Personal information
- Born: 19 February 2005 (age 21)
- Original teams: Kew Rovers (YJFL) Boroondara (YJFL) Oakleigh Chargers (Talent League)
- Draft: No. 57, 2023 AFL draft
- Debut: Round 16, 2024, Port Adelaide vs. St Kilda, at Docklands Stadium
- Height: 186 cm (6 ft 1 in)
- Position: Midfielder

Playing career^{1}
- Years: Club / Games (Goals)
- 2024–2026: Port Adelaide / 11 (2)
- ^{1} Playing statistics correct to the end of 2026.

= Will Lorenz =

Will Lorenz (born 19 February 2005) is a former professional Australian rules footballer who played for the Port Adelaide Football Club in the Australian Football League (AFL).

== Pre-AFL career ==
Lorenz first played junior football for the Kew Rovers in the Yarra Junior Football League (YJFL). He also played in the YJFL for the Boroondara Hawks.

Lorenz played in the Talent League for the Oakleigh Chargers. In 2023, He was named in both the Under 18 Vic Metro squad and the AFL Academy list.

== AFL career ==
Lorenz was selected by Port Adelaide with pick 57 of the 2023 AFL draft. He made his debut in round 16 of the 2024 AFL season.

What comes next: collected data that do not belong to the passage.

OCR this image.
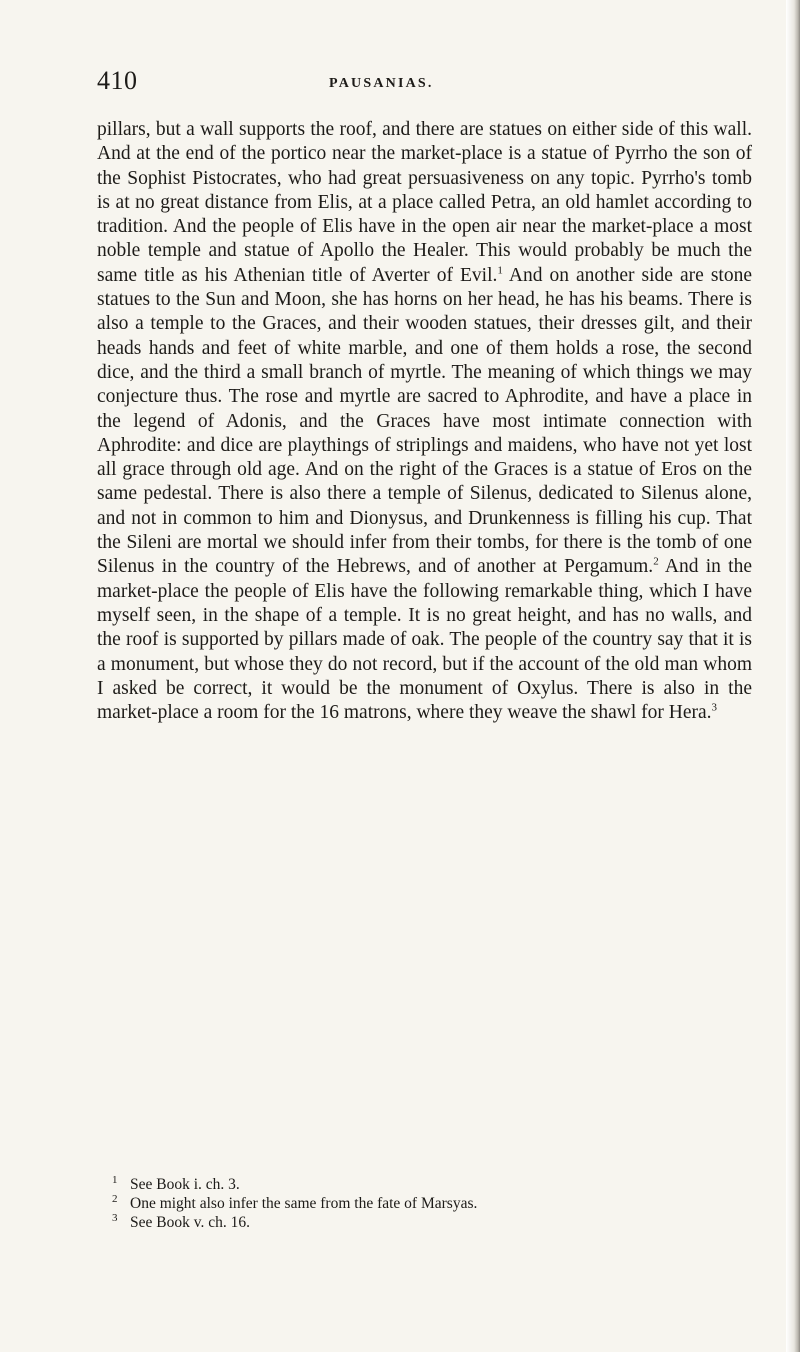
410	PAUSANIAS.

pillars, but a wall supports the roof, and there are statues on either side of this wall. And at the end of the portico near the market-place is a statue of Pyrrho the son of the Sophist Pistocrates, who had great persuasiveness on any topic. Pyrrho's tomb is at no great distance from Elis, at a place called Petra, an old hamlet according to tradition. And the people of Elis have in the open air near the market-place a most noble temple and statue of Apollo the Healer. This would probably be much the same title as his Athenian title of Averter of Evil.$^1$ And on another side are stone statues to the Sun and Moon, she has horns on her head, he has his beams. There is also a temple to the Graces, and their wooden statues, their dresses gilt, and their heads hands and feet of white marble, and one of them holds a rose, the second dice, and the third a small branch of myrtle. The meaning of which things we may conjecture thus. The rose and myrtle are sacred to Aphrodite, and have a place in the legend of Adonis, and the Graces have most intimate connection with Aphrodite: and dice are playthings of striplings and maidens, who have not yet lost all grace through old age. And on the right of the Graces is a statue of Eros on the same pedestal. There is also there a temple of Silenus, dedicated to Silenus alone, and not in common to him and Dionysus, and Drunkenness is filling his cup. That the Sileni are mortal we should infer from their tombs, for there is the tomb of one Silenus in the country of the Hebrews, and of another at Pergamum.$^2$ And in the market-place the people of Elis have the following remarkable thing, which I have myself seen, in the shape of a temple. It is no great height, and has no walls, and the roof is supported by pillars made of oak. The people of the country say that it is a monument, but whose they do not record, but if the account of the old man whom I asked be correct, it would be the monument of Oxylus. There is also in the market-place a room for the 16 matrons, where they weave the shawl for Hera.$^3$

1 See Book i. ch. 3.
2 One might also infer the same from the fate of Marsyas.
3 See Book v. ch. 16.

At the end of the 2025 AFL season, Lorenz signed a one-year contract extension to the end of 2026. He was delisted by Port Adelaide at the end of the 2026 AFL season.

== Personal life ==
Lorenz is the grandson of 1961 Hawthorn premiership captain Graham Arthur. He attended school at Marcellin College.